You shall not steal
Lay up for yourselves treasures in heaven...where thieves do not break in and steal
Last Saturday we had the unfortunate discovery of pieces of bike lock in our garage. Yep, they were cut. Gone with the bikes were our camping supplies, the shop vac, and other tools.
And I was upset. Upset that someone would come into our garage and take things that people had given to us as gifts, upset that we had tried to get renters insurance just days before but couldn't because of some of the electrical "features" of our house, upset that we barely got to use these things, and on top of that, upset with us for somehow becoming fairly attached to things we definitely didn't need to live, and can be replaced (Coleman stoves are pretty cool, but they are not a homemade family heirloom). Nate's family is in Louisiana right now helping people whose possessions and homes were destroyed by Hurricane Katrina. Life without a good place to live has got to be a lot harder than life without a nice set of pruners and clippers from Ace Hardware.
So, we have taken and are taking reasonable steps to keep "our" things safer. I had always thought of stewardship as buying what's on sale, tithing, and investing time and money wisely, but could stewardship mean leaving lights and music on (we did that before, too), trying to get insurance, or maybe even --as the sheriff suggested-- putting up stickers that say "smile, you're being videotaped" around our home? When do these actions cross the border from stewardship to selfish paranoia?

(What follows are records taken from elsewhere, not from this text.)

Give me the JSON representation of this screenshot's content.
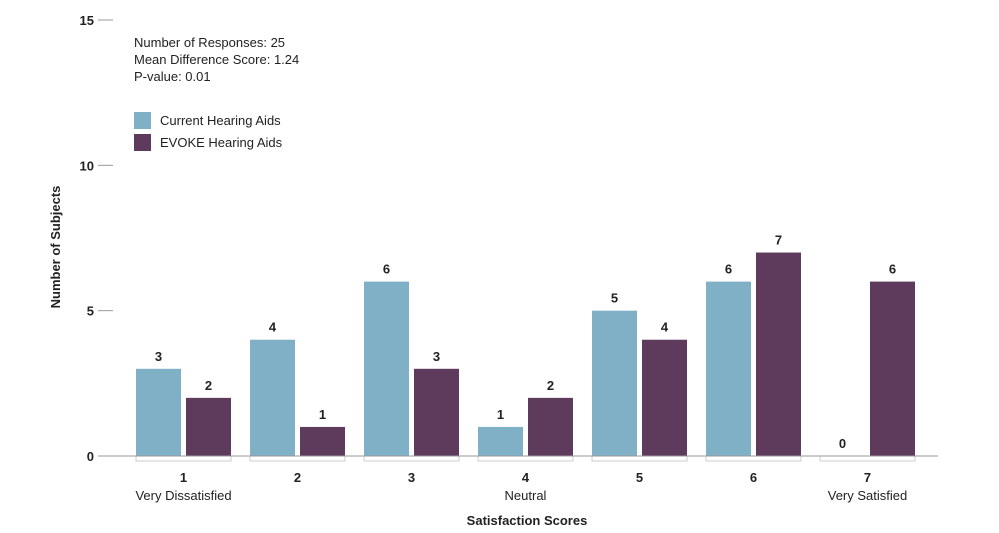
{
  "chart_data": {
    "type": "bar",
    "xlabel": "Satisfaction Scores",
    "ylabel": "Number of Subjects",
    "ylim": [
      0,
      15
    ],
    "yticks": [
      0,
      5,
      10,
      15
    ],
    "grid": false,
    "legend_position": "top-left",
    "categories": [
      "1",
      "2",
      "3",
      "4",
      "5",
      "6",
      "7"
    ],
    "category_sublabels": [
      "Very Dissatisfied",
      "",
      "",
      "Neutral",
      "",
      "",
      "Very Satisfied"
    ],
    "series": [
      {
        "name": "Current Hearing Aids",
        "color": "#7fb0c6",
        "values": [
          3,
          4,
          6,
          1,
          5,
          6,
          0
        ]
      },
      {
        "name": "EVOKE Hearing Aids",
        "color": "#5e3a5c",
        "values": [
          2,
          1,
          3,
          2,
          4,
          7,
          6
        ]
      }
    ],
    "annotations": [
      "Number of Responses: 25",
      "Mean Difference Score: 1.24",
      "P-value: 0.01"
    ]
  }
}
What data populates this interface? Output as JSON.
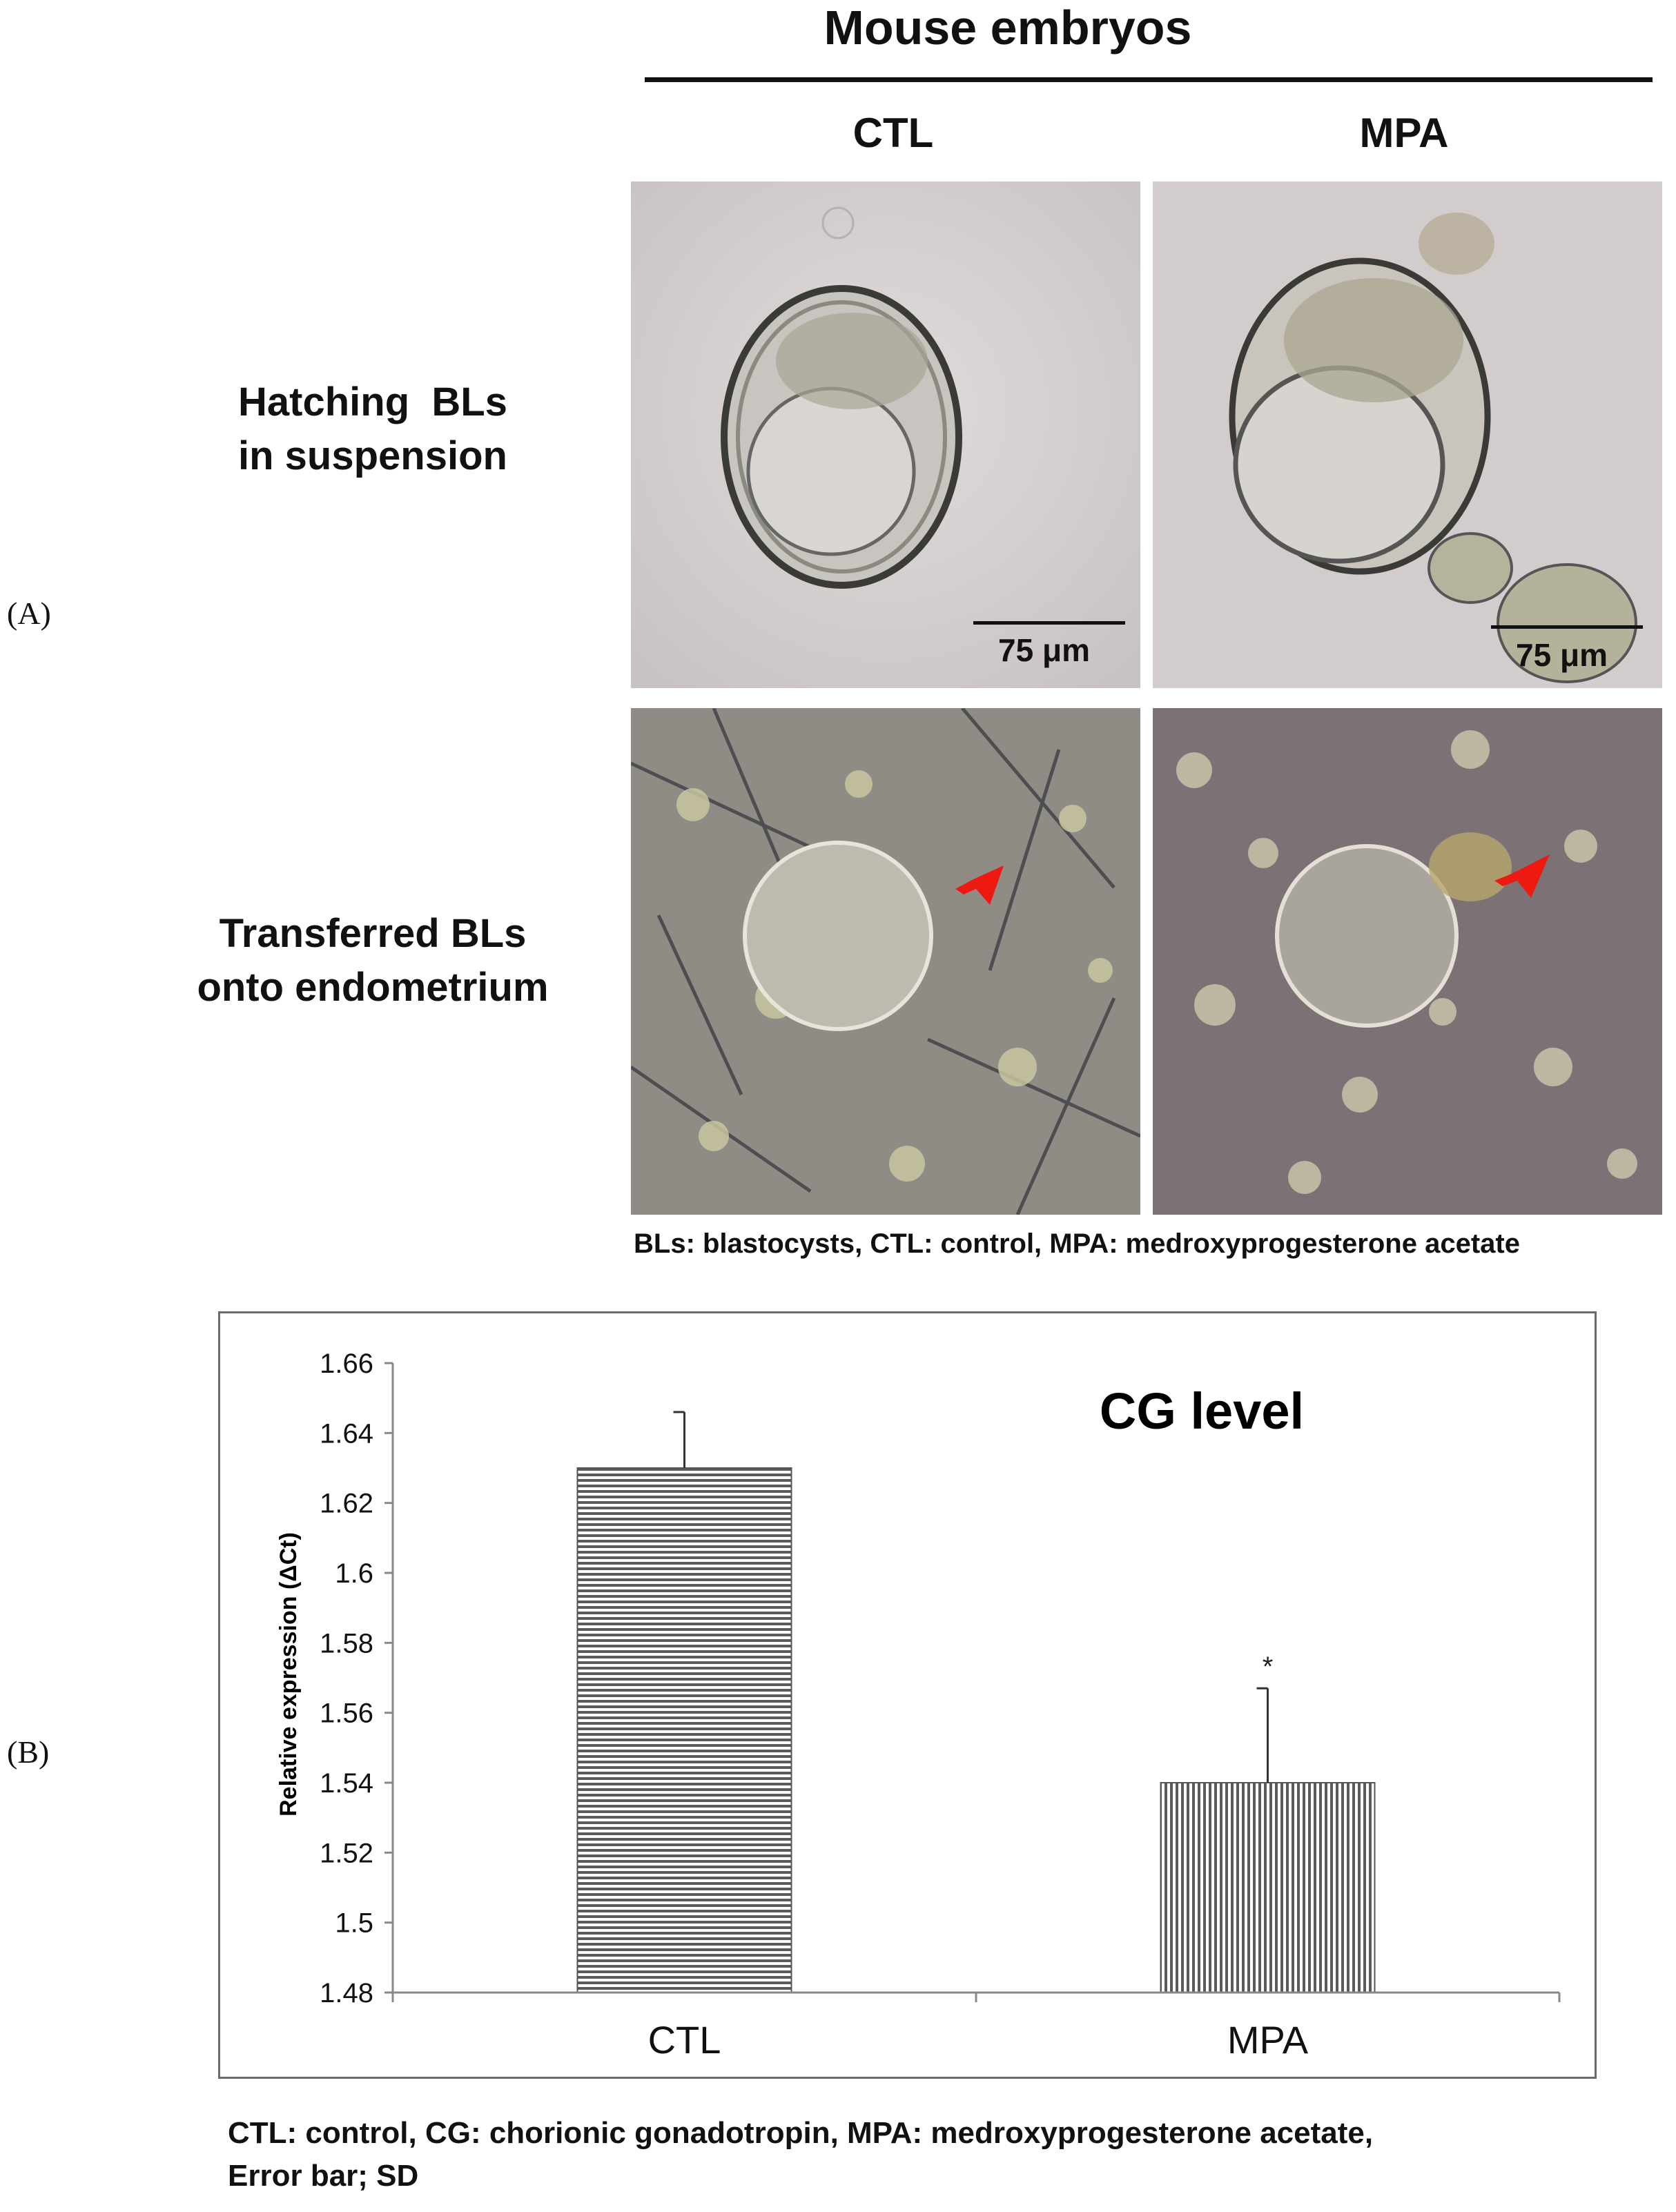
{
  "panel_a": {
    "letter": "(A)",
    "header": "Mouse embryos",
    "columns": [
      "CTL",
      "MPA"
    ],
    "row_labels": [
      "Hatching  BLs\nin suspension",
      "Transferred BLs\nonto endometrium"
    ],
    "scale_bar": "75 μm",
    "caption": "BLs: blastocysts, CTL: control, MPA: medroxyprogesterone acetate"
  },
  "panel_b": {
    "letter": "(B)",
    "caption_line1": "CTL: control, CG: chorionic gonadotropin, MPA: medroxyprogesterone acetate,",
    "caption_line2": "Error bar; SD"
  },
  "chart_data": {
    "type": "bar",
    "title": "CG level",
    "categories": [
      "CTL",
      "MPA"
    ],
    "values": [
      1.63,
      1.54
    ],
    "error": [
      0.016,
      0.027
    ],
    "significance": [
      "",
      "*"
    ],
    "ylabel": "Relative expression (ΔCt)",
    "xlabel": "",
    "ylim": [
      1.48,
      1.66
    ],
    "yticks": [
      "1.48",
      "1.5",
      "1.52",
      "1.54",
      "1.56",
      "1.58",
      "1.6",
      "1.62",
      "1.64",
      "1.66"
    ],
    "grid": false,
    "bar_patterns": [
      "horizontal-hatch",
      "vertical-hatch"
    ],
    "colors": {
      "bar_stroke": "#555555",
      "hatch": "#5a5a5a",
      "axis": "#888888",
      "frame": "#6b6b6b"
    }
  }
}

Are we wrong to own, appreciate, and protect our well-designed computers, good quality sleeping bags, and luxury vehicles (...please think of our rusty truck and notice the somewhat humorous point in my otherwise serious post). I don't think any of these things is inherently wrong. But this week has shown me that it is hard to possess much with a pure heart. And that compared to managing possessions, I probably spend far too little effort storing up treasures in heaven.